Pour bien comprendre la menace que représentent les mutations pour les vaccins, nous aurons besoin d’essais cliniques impliquant des personnes vaccinées, a déclaré Moore. «Ces études signalent un problème», a-t-elle ajouté, «mais comment cela se traduit dans la vraie vie, nous ne pouvons pas le dire.»

Il existe également une énorme variation dans les réponses immunitaires entre les personnes, a déclaré Goldstein. Dans l’article de Washington, les chercheurs ont découvert «une vaste variation de personne à personne» dans la façon dont les mutations affectaient la réponse anticorps d’un individu.
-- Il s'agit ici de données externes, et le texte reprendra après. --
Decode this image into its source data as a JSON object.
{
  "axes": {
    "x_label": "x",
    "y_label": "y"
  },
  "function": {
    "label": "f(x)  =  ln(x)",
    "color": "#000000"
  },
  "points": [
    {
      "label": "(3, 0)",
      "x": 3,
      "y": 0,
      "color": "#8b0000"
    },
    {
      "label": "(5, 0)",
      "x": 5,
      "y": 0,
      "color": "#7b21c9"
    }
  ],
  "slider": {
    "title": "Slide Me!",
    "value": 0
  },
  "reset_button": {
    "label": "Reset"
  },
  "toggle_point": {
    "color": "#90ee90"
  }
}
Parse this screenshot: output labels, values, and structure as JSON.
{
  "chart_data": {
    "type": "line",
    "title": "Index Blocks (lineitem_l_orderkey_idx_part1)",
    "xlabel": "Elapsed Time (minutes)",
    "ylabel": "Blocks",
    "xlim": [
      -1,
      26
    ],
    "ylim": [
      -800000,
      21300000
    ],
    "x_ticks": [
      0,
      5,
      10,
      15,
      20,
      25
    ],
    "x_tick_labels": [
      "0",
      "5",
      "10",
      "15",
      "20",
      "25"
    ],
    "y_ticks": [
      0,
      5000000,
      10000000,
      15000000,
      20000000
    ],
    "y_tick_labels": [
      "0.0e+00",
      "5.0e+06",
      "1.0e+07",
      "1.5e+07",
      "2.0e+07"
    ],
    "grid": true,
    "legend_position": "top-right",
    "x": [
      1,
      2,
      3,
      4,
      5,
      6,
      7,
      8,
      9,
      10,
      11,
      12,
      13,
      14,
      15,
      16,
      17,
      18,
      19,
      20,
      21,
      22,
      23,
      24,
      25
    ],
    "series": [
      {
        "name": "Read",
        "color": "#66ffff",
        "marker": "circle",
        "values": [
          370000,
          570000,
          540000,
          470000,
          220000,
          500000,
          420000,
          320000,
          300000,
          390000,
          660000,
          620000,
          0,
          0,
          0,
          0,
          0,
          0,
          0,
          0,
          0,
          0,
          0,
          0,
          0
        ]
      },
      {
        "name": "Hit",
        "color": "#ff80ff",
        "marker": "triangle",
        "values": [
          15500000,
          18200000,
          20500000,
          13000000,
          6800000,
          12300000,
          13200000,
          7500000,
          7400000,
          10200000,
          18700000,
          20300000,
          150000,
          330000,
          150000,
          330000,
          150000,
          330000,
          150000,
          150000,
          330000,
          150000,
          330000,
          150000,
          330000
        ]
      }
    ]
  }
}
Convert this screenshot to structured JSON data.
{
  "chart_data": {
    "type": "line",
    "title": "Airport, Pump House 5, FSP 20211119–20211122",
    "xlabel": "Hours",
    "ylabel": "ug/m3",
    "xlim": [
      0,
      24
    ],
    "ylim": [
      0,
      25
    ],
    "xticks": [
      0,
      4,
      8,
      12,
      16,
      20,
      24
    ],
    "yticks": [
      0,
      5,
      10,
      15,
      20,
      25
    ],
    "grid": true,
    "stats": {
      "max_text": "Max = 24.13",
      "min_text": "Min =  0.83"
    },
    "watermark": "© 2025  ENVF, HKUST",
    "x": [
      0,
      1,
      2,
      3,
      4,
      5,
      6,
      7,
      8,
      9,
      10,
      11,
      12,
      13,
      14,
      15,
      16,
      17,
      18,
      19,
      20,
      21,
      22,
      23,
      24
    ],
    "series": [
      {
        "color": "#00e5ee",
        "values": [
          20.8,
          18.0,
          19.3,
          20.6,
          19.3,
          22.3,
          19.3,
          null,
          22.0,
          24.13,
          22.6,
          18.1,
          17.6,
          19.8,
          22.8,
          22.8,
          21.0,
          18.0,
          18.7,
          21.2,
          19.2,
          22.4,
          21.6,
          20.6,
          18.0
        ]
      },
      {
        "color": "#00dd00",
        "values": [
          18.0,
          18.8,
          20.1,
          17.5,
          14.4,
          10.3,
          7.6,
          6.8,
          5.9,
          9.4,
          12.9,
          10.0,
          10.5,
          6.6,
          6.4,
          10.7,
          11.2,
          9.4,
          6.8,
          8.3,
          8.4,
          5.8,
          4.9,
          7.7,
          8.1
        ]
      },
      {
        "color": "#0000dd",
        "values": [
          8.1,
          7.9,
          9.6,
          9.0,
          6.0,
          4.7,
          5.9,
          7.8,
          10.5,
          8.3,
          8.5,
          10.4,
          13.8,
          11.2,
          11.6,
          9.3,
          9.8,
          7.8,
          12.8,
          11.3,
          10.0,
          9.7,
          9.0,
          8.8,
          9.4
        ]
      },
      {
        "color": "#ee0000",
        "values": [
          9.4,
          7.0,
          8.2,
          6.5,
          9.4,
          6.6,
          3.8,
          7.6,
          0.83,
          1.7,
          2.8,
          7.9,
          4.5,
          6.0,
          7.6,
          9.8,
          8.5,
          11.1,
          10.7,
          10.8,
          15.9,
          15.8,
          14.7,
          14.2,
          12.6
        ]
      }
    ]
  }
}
«En fin de compte, il y a des raisons de s’inquiéter d’une efficacité réduite, mais l’efficacité ne tombera pas d’une falaise», a déclaré Goldstein. «Les vaccins sont incroyablement puissants. … Si [they go] à partir de 95% [efficacy] à 85%, voire un peu moins, nous sommes toujours en pleine forme. » C’est pourquoi les chercheurs et les responsables de la santé publique préconisent fortement que tout le monde soit vacciné le plus rapidement possible.

Malgré cela, Moore a averti: «Du point de vue de la fuite immunitaire, les variantes détectées pour la première fois au Brésil et en Afrique du Sud sont plus préoccupantes, mais ce n’est que le début. C’est notre première indication que ce virus peut changer et change. »

Il est possible qu’au fur et à mesure que nous en apprenions davantage, même la mutation E484K ne se révèle pas compromettre les vaccins. Mais il peut y avoir d’autres changements dans le virus qui se cachent là-bas ou en évolution qui échapperont même aux anticorps induits par le vaccin. «Tant de gens sont maintenant infectés qu’il s’agit d’une course à l’armement – le virus a maintenant toutes les chances de muter», a déclaré Moore, «afin qu’il puisse prendre ces mesures sur la voie de l’évasion immunitaire plus facilement.